The clean dataset is generated using run_analysis.R script. This script works as explained below:
First of all, the library dplyr must be loaded because of some used functions (group_by(), %>%, summarise_each())
Next, the training and the test sets are merged to create one data set. For this purpose we define a new function (readsubdataset) that giving a datasettype and optionally a folder, reads and combine the data of a data set type in a data frame using these steps:
* Read the three subdatasets from the input folder
* Set the variable names
* Combine them all
With this function, we read the train and the test datasets and using rbind() function join both in just one dataset.
Next extracts only the measurements on the mean and standard deviation for each measurement, greping the variable names containing "mean()" or "std()". Don't forgetting including the subject identifier column and the activity measured column.
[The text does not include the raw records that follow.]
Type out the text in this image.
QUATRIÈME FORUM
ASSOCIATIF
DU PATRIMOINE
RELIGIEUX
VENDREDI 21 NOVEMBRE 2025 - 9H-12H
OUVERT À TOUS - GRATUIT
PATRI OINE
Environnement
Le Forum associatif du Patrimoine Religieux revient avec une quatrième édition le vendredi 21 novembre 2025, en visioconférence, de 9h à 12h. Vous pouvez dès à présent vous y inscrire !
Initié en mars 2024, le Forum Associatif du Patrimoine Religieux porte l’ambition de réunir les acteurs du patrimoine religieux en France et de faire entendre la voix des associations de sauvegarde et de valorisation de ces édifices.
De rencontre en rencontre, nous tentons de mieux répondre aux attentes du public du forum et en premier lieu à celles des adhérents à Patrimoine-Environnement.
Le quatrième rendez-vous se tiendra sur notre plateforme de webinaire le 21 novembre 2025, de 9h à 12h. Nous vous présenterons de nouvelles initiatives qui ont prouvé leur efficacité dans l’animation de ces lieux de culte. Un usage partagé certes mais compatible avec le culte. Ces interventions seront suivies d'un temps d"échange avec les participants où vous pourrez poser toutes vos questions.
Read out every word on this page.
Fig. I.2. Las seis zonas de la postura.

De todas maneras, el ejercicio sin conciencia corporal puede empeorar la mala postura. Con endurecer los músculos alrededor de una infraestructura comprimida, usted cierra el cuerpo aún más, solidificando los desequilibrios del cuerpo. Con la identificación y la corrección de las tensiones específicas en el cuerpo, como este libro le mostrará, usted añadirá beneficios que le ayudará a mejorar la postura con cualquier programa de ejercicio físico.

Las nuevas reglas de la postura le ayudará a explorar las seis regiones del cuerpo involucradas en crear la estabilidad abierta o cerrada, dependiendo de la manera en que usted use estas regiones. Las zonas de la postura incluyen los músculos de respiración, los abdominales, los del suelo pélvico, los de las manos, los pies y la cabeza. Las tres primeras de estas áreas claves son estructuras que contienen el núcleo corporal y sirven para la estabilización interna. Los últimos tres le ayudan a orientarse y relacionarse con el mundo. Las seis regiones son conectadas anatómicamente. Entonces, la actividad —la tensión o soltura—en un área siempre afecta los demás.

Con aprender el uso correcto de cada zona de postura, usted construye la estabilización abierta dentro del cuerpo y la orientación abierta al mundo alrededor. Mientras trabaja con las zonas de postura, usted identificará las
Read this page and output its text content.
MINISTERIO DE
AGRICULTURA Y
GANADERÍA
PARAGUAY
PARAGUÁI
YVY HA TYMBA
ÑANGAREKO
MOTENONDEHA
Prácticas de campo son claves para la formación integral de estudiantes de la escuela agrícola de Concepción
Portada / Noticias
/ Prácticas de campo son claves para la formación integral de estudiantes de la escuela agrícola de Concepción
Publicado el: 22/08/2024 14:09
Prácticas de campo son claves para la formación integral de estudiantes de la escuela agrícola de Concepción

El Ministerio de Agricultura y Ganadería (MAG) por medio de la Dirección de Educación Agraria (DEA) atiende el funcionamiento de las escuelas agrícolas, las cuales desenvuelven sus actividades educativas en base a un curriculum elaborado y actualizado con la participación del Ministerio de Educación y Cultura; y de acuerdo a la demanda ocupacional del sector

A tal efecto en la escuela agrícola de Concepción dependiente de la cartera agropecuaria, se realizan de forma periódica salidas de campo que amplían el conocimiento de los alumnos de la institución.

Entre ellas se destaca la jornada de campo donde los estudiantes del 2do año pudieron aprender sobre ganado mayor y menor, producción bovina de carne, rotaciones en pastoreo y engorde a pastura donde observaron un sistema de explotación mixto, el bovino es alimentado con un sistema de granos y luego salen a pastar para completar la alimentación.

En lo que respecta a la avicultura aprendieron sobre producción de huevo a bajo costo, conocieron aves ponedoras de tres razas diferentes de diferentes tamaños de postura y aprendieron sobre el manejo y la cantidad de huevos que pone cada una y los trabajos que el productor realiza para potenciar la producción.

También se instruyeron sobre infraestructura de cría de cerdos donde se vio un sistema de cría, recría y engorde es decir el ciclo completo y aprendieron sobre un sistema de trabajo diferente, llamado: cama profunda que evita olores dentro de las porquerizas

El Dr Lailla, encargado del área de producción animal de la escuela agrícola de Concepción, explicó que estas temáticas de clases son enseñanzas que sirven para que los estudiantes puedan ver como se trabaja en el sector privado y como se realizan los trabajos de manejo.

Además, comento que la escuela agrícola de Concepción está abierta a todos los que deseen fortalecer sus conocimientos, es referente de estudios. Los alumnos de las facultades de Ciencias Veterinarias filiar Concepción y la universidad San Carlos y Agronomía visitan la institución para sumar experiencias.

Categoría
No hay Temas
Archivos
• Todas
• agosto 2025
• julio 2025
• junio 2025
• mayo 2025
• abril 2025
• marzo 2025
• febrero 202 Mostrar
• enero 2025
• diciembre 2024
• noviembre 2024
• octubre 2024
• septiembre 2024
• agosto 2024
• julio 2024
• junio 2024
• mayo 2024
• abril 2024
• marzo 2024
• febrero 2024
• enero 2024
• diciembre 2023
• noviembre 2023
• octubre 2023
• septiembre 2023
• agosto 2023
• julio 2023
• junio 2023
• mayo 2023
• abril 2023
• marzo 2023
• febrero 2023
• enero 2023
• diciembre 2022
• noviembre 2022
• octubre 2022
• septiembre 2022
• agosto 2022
Next, using a created function replaceVariableNames, we rename the activity valueswith a more descriptive name. This function receives a dataset and a column name and repaces the values with ones given in the optional input directory plus filename.
Next and again using a new function replaceVariableNames the variable names are cleaned and renamed with a more descriptive names.
Next we create a second, independent tidy data set with the average of each variable for each activity and each subject. This is made using the functions group_by and summarise each from the library dplyr previously loaded. The dataset is grouped by the subject and the activity and the result is summarized using the mean function.
Finally the dataset is written in an output file.